Dimensão analítica: Cultura, Artes e Públicos
Título do artigo: Tatuar a Cidade: elementos de uma sociologia das artes e da cultura na análise da poesia urbana em Vila Nova de Gaia
Autor: Leonardo Camargo Ferreira
Filiação institucional: Faculdade de Letras da Universidade do Porto
E-mail: leonardo-camargo-ferreira@hotmail.com
Palavras-chave: poesia, cultura, arte urbana.
A poesia, enquanto forma artística de expressão textual, visual e sonora, é também uma forma de intervenção social e simbólica nos espaços e contextos sociais onde está presente. “Talvez por permitirem novas possibilidades de expressão e criação” (Dabul, 2016, p. 39) [1], os poemas são escritos com o intuito de transmitir uma mensagem de reflexão e de imaginação ao leitor, de modo a que este possa viajar no que de mais significativo os versos trazem consigo. Em simultâneo, os poetas lidos adquirem reconhecimento literário, traduzindo-se este em reconhecimento social, na medida em que as suas perspetivas, de uma forma ou de outra, acabam por ser implementadas em “evocações discursivas quotidianas” (Abrantes, 2011, p.127) [2], em “práticas culturais [que moldam] identidades” (Ferro, 2016, p.37) [3] e, até, em programas políticos e educativos de referência.
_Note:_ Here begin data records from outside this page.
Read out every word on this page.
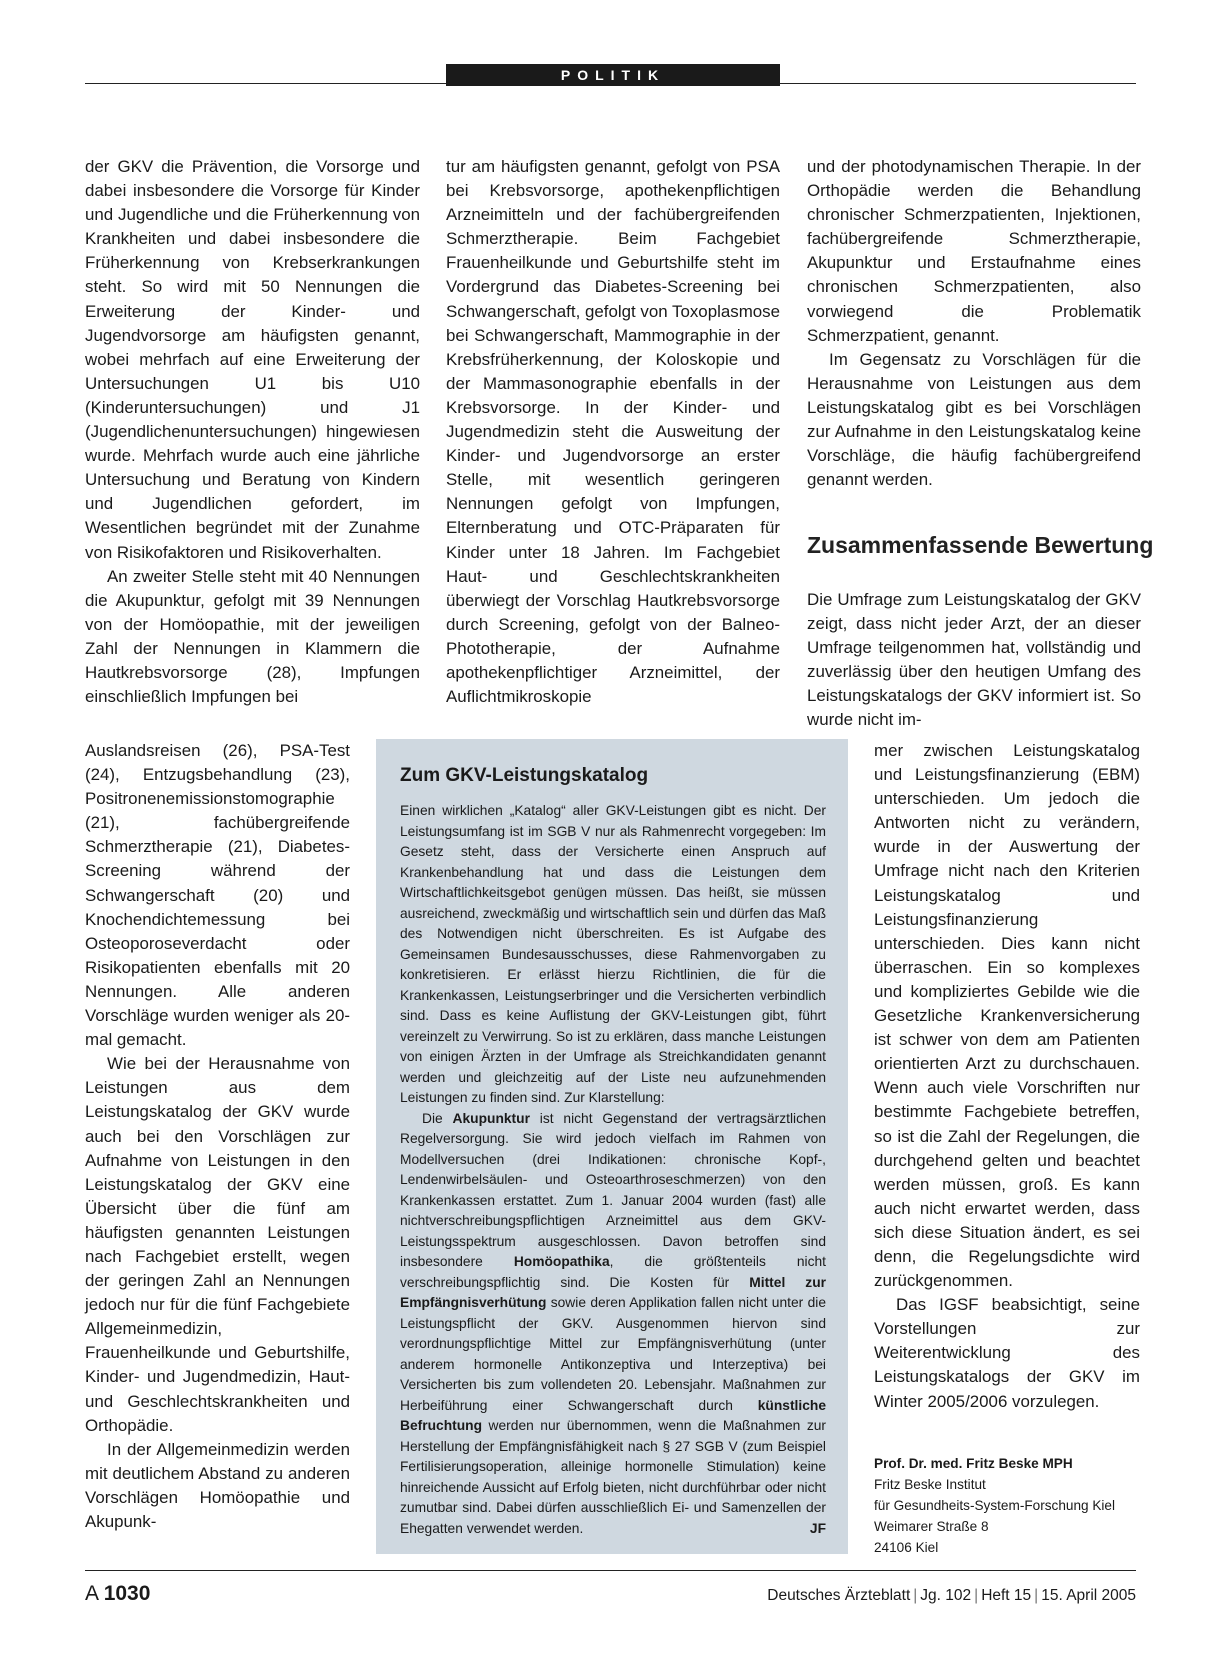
POLITIK

der GKV die Prävention, die Vorsorge und dabei insbesondere die Vorsorge für Kinder und Jugendliche und die Früherkennung von Krankheiten und dabei insbesondere die Früherkennung von Krebserkrankungen steht. So wird mit 50 Nennungen die Erweiterung der Kinder- und Jugendvorsorge am häufigsten genannt, wobei mehrfach auf eine Erweiterung der Untersuchungen U1 bis U10 (Kinderuntersuchungen) und J1 (Jugendlichenuntersuchungen) hingewiesen wurde. Mehrfach wurde auch eine jährliche Untersuchung und Beratung von Kindern und Jugendlichen gefordert, im Wesentlichen begründet mit der Zunahme von Risikofaktoren und Risikoverhalten.

An zweiter Stelle steht mit 40 Nennungen die Akupunktur, gefolgt mit 39 Nennungen von der Homöopathie, mit der jeweiligen Zahl der Nennungen in Klammern die Hautkrebsvorsorge (28), Impfungen einschließlich Impfungen bei

Auslandsreisen (26), PSA-Test (24), Entzugsbehandlung (23), Positronenemissionstomographie (21), fachübergreifende Schmerztherapie (21), Diabetes-Screening während der Schwangerschaft (20) und Knochendichtemessung bei Osteoporoseverdacht oder Risikopatienten ebenfalls mit 20 Nennungen. Alle anderen Vorschläge wurden weniger als 20-mal gemacht.

Wie bei der Herausnahme von Leistungen aus dem Leistungskatalog der GKV wurde auch bei den Vorschlägen zur Aufnahme von Leistungen in den Leistungskatalog der GKV eine Übersicht über die fünf am häufigsten genannten Leistungen nach Fachgebiet erstellt, wegen der geringen Zahl an Nennungen jedoch nur für die fünf Fachgebiete Allgemeinmedizin, Frauenheilkunde und Geburtshilfe, Kinder- und Jugendmedizin, Haut- und Geschlechtskrankheiten und Orthopädie.

In der Allgemeinmedizin werden mit deutlichem Abstand zu anderen Vorschlägen Homöopathie und Akupunk-

tur am häufigsten genannt, gefolgt von PSA bei Krebsvorsorge, apothekenpflichtigen Arzneimitteln und der fachübergreifenden Schmerztherapie. Beim Fachgebiet Frauenheilkunde und Geburtshilfe steht im Vordergrund das Diabetes-Screening bei Schwangerschaft, gefolgt von Toxoplasmose bei Schwangerschaft, Mammographie in der Krebsfrüherkennung, der Koloskopie und der Mammasonographie ebenfalls in der Krebsvorsorge. In der Kinder- und Jugendmedizin steht die Ausweitung der Kinder- und Jugendvorsorge an erster Stelle, mit wesentlich geringeren Nennungen gefolgt von Impfungen, Elternberatung und OTC-Präparaten für Kinder unter 18 Jahren. Im Fachgebiet Haut- und Geschlechtskrankheiten überwiegt der Vorschlag Hautkrebsvorsorge durch Screening, gefolgt von der Balneo-Phototherapie, der Aufnahme apothekenpflichtiger Arzneimittel, der Auflichtmikroskopie

und der photodynamischen Therapie. In der Orthopädie werden die Behandlung chronischer Schmerzpatienten, Injektionen, fachübergreifende Schmerztherapie, Akupunktur und Erstaufnahme eines chronischen Schmerzpatienten, also vorwiegend die Problematik Schmerzpatient, genannt.

Im Gegensatz zu Vorschlägen für die Herausnahme von Leistungen aus dem Leistungskatalog gibt es bei Vorschlägen zur Aufnahme in den Leistungskatalog keine Vorschläge, die häufig fachübergreifend genannt werden.

Zusammenfassende Bewertung

Die Umfrage zum Leistungskatalog der GKV zeigt, dass nicht jeder Arzt, der an dieser Umfrage teilgenommen hat, vollständig und zuverlässig über den heutigen Umfang des Leistungskatalogs der GKV informiert ist. So wurde nicht im-

mer zwischen Leistungskatalog und Leistungsfinanzierung (EBM) unterschieden. Um jedoch die Antworten nicht zu verändern, wurde in der Auswertung der Umfrage nicht nach den Kriterien Leistungskatalog und Leistungsfinanzierung unterschieden. Dies kann nicht überraschen. Ein so komplexes und kompliziertes Gebilde wie die Gesetzliche Krankenversicherung ist schwer von dem am Patienten orientierten Arzt zu durchschauen. Wenn auch viele Vorschriften nur bestimmte Fachgebiete betreffen, so ist die Zahl der Regelungen, die durchgehend gelten und beachtet werden müssen, groß. Es kann auch nicht erwartet werden, dass sich diese Situation ändert, es sei denn, die Regelungsdichte wird zurückgenommen.

Das IGSF beabsichtigt, seine Vorstellungen zur Weiterentwicklung des Leistungskatalogs der GKV im Winter 2005/2006 vorzulegen.

Zum GKV-Leistungskatalog

Einen wirklichen „Katalog“ aller GKV-Leistungen gibt es nicht. Der Leistungsumfang ist im SGB V nur als Rahmenrecht vorgegeben: Im Gesetz steht, dass der Versicherte einen Anspruch auf Krankenbehandlung hat und dass die Leistungen dem Wirtschaftlichkeitsgebot genügen müssen. Das heißt, sie müssen ausreichend, zweckmäßig und wirtschaftlich sein und dürfen das Maß des Notwendigen nicht überschreiten. Es ist Aufgabe des Gemeinsamen Bundesausschusses, diese Rahmenvorgaben zu konkretisieren. Er erlässt hierzu Richtlinien, die für die Krankenkassen, Leistungserbringer und die Versicherten verbindlich sind. Dass es keine Auflistung der GKV-Leistungen gibt, führt vereinzelt zu Verwirrung. So ist zu erklären, dass manche Leistungen von einigen Ärzten in der Umfrage als Streichkandidaten genannt werden und gleichzeitig auf der Liste neu aufzunehmenden Leistungen zu finden sind. Zur Klarstellung:

Die Akupunktur ist nicht Gegenstand der vertragsärztlichen Regelversorgung. Sie wird jedoch vielfach im Rahmen von Modellversuchen (drei Indikationen: chronische Kopf-, Lendenwirbelsäulen- und Osteoarthroseschmerzen) von den Krankenkassen erstattet. Zum 1. Januar 2004 wurden (fast) alle nichtverschreibungspflichtigen Arzneimittel aus dem GKV-Leistungsspektrum ausgeschlossen. Davon betroffen sind insbesondere Homöopathika, die größtenteils nicht verschreibungspflichtig sind. Die Kosten für Mittel zur Empfängnisverhütung sowie deren Applikation fallen nicht unter die Leistungspflicht der GKV. Ausgenommen hiervon sind verordnungspflichtige Mittel zur Empfängnisverhütung (unter anderem hormonelle Antikonzeptiva und Interzeptiva) bei Versicherten bis zum vollendeten 20. Lebensjahr. Maßnahmen zur Herbeiführung einer Schwangerschaft durch künstliche Befruchtung werden nur übernommen, wenn die Maßnahmen zur Herstellung der Empfängnisfähigkeit nach § 27 SGB V (zum Beispiel Fertilisierungsoperation, alleinige hormonelle Stimulation) keine hinreichende Aussicht auf Erfolg bieten, nicht durchführbar oder nicht zumutbar sind. Dabei dürfen ausschließlich Ei- und Samenzellen der Ehegatten verwendet werden.	JF

Prof. Dr. med. Fritz Beske MPH
Fritz Beske Institut
für Gesundheits-System-Forschung Kiel
Weimarer Straße 8
24106 Kiel
A 1030	Deutsches Ärzteblatt | Jg. 102 | Heft 15 | 15. April 2005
No âmbito de uma sociopoesia aliada ao pensamento crítico e à construção de um perfil artístico citadino, o projeto Tatuar a Cidade foi levado a cabo em 2019, no concelho de Vila Nova de Gaia (distrito do Porto), aquando do Fórum Internacional de Gaia (FIGaia). O coordenador Rui Spranger enfatiza que, “por ser o ano nacional da cooperação, cujo tema é ‘Cooperação em Português’, escolhemos a palavra poética como expoente máximo da língua” [4]. Esta iniciativa, que reúne versos de vários poetas portugueses dos séculos XIX e XX, pretende levar a poesia “aos sítios mais improváveis da nossa cidade, interpelando o público a cada virar de esquina. (…) Este projeto nasce da vontade de incentivar a leitura da poesia, democratizando-a e desmistificando-a, tornando-a presente na nossa rotina (Câmara Municipal de Vila Nova de Gaia, 2019) [5].
É neste contexto que o urbano se une ao campo artístico, onde a poesia – neste caso, a portuguesa – adquire uma emancipação simbólica bastante relevante, tomando lugar nas ruas, nos passeios, nas paredes e nos muros. Estas estruturas são, a partir de hoje, no território gaiense, marcos de uma cidadania sociocultural que se assume como invólucro de um processo de disseminação de conhecimentos (e, intenta-se, de construção de vivências) a um público mais geral (Souza, 2018) [6].
Fig. 1 – “livros são papéis pintados com tinta” – Verso de Fernando Pessoa pintado numa das paredes da Biblioteca Municipal de Vila Nova de Gaia.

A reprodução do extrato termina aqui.